Under Affiliated Ute itself, the presumption of reliance on omissions is only invoked under Rule 10b-5 if there is proof of a fraudulent “course of business” or a “device, scheme or artifice that operated as a fraud” – under the Rule’s little-used subsections (a) and (c). Do these subsections – which are not necessarily dependent upon affirmative misstatements – create a route for plaintiffs to find a way around the potential rejection of the fraud-on-the-market presumption? Maybe in some cases, where plaintiffs are able to allege additional facts necessary to show some form of “scheme” liability under these subsections. See Credit Suisse, 482 F.3d at 384 (“Merely pleading that defendants failed to fulfill [a duty to disclose] by means of a scheme or act, rather than by a misleading statement, does not entitled plaintiffs to employ the Affiliated Ute presumption.”). But that potential “solution” raises more questions than it answers, since the law surrounding these subsections is far less developed that the law of Rule 10b-5(b), and incorporates a number of additional complexities.*
One thing is clear. Affiliated Ute does not offer a straightforward solution for plaintiffs’ lawyers if the Halliburton Court takes away the fraud-on-the-market presumption. Whether they phrase their allegations as claims of affirmatively false statements or statements made false by omission, they are still claims based on statements, not omissions, and current law requires that plaintiffs find a way to show class-wide reliance.

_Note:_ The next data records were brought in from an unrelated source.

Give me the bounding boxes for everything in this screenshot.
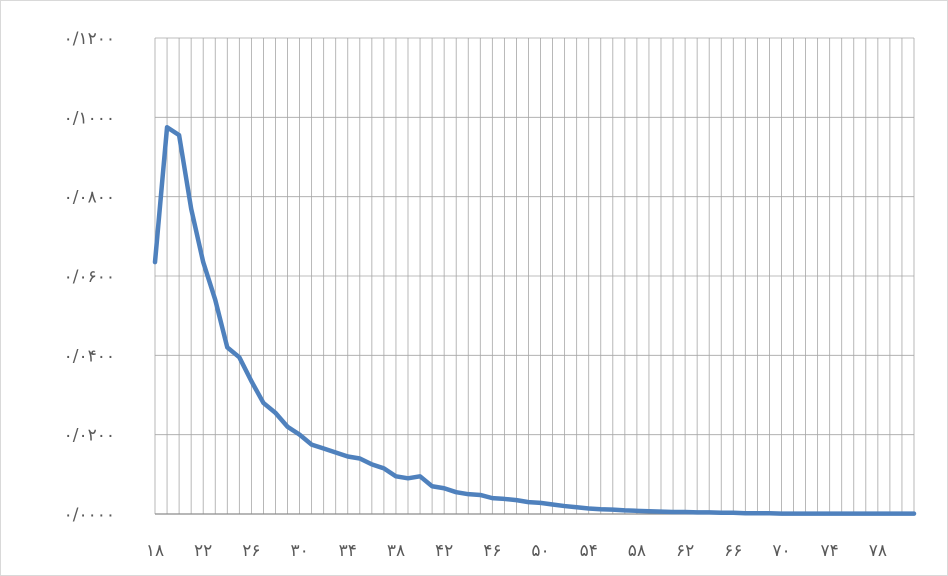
x-tick-label: ۷۸	[869, 541, 887, 561]
x-tick-label: ۱۸	[146, 541, 164, 561]
gridlines	[154, 37, 915, 515]
y-tick-label: ۰/۰۸۰۰	[64, 188, 115, 208]
series-line	[152, 125, 917, 516]
y-tick-label: ۰/۱۲۰۰	[64, 29, 115, 49]
x-tick-label: ۳۰	[290, 541, 308, 561]
x-tick-label: ۲۲	[194, 541, 212, 561]
x-tick-label: ۶۲	[676, 541, 694, 561]
x-tick-label: ۳۴	[339, 541, 357, 561]
x-tick-label: ۵۴	[580, 541, 598, 561]
x-tick-label: ۶۶	[724, 541, 742, 561]
x-tick-label: ۲۶	[242, 541, 260, 561]
y-tick-label: ۰/۱۰۰۰	[64, 108, 115, 128]
x-axis-tick-labels: ۱۸ ۲۲ ۲۶ ۳۰ ۳۴ ۳۸ ۴۲ ۴۶ ۵۰ ۵۴ ۵۸ ۶۲ ۶۶ ۷۰ ۷۴ ۷۸	[146, 541, 887, 561]
x-tick-label: ۵۰	[531, 541, 549, 561]
y-tick-label: ۰/۰۶۰۰	[64, 267, 115, 287]
y-axis-tick-labels: ۰/۰۰۰۰ ۰/۰۲۰۰ ۰/۰۴۰۰ ۰/۰۶۰۰ ۰/۰۸۰۰ ۰/۱۰۰۰ ۰/۱۲…	[64, 29, 115, 525]
y-tick-label: ۰/۰۲۰۰	[64, 426, 115, 446]
x-tick-label: ۴۲	[435, 541, 453, 561]
x-tick-label: ۳۸	[387, 541, 405, 561]
y-tick-label: ۰/۰۴۰۰	[64, 346, 115, 366]
x-tick-label: ۵۸	[628, 541, 646, 561]
x-tick-label: ۷۴	[821, 541, 839, 561]
x-tick-label: ۷۰	[772, 541, 790, 561]
y-tick-label: ۰/۰۰۰۰	[64, 505, 115, 525]
x-tick-label: ۴۶	[483, 541, 501, 561]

* For example, the courts have established that Rule 10b-5 imposes a duty to disclose material nonpublic information on a defendant who sells stock. But this “omission” claim is difficult for plaintiffs’ lawyers to bring, because a plaintiff must be a contemporaneous buyer to have standing – which generally means the plaintiff must have purchased stock in the few days surrounding when the defendant sold. The standing requirement also restricts damages for such a claim to a class of contemporaneous purchasers – a much smaller group than the typical class in a securities class action arising out of a false or misleading statement, which can include purchasers of stock over a period of several years.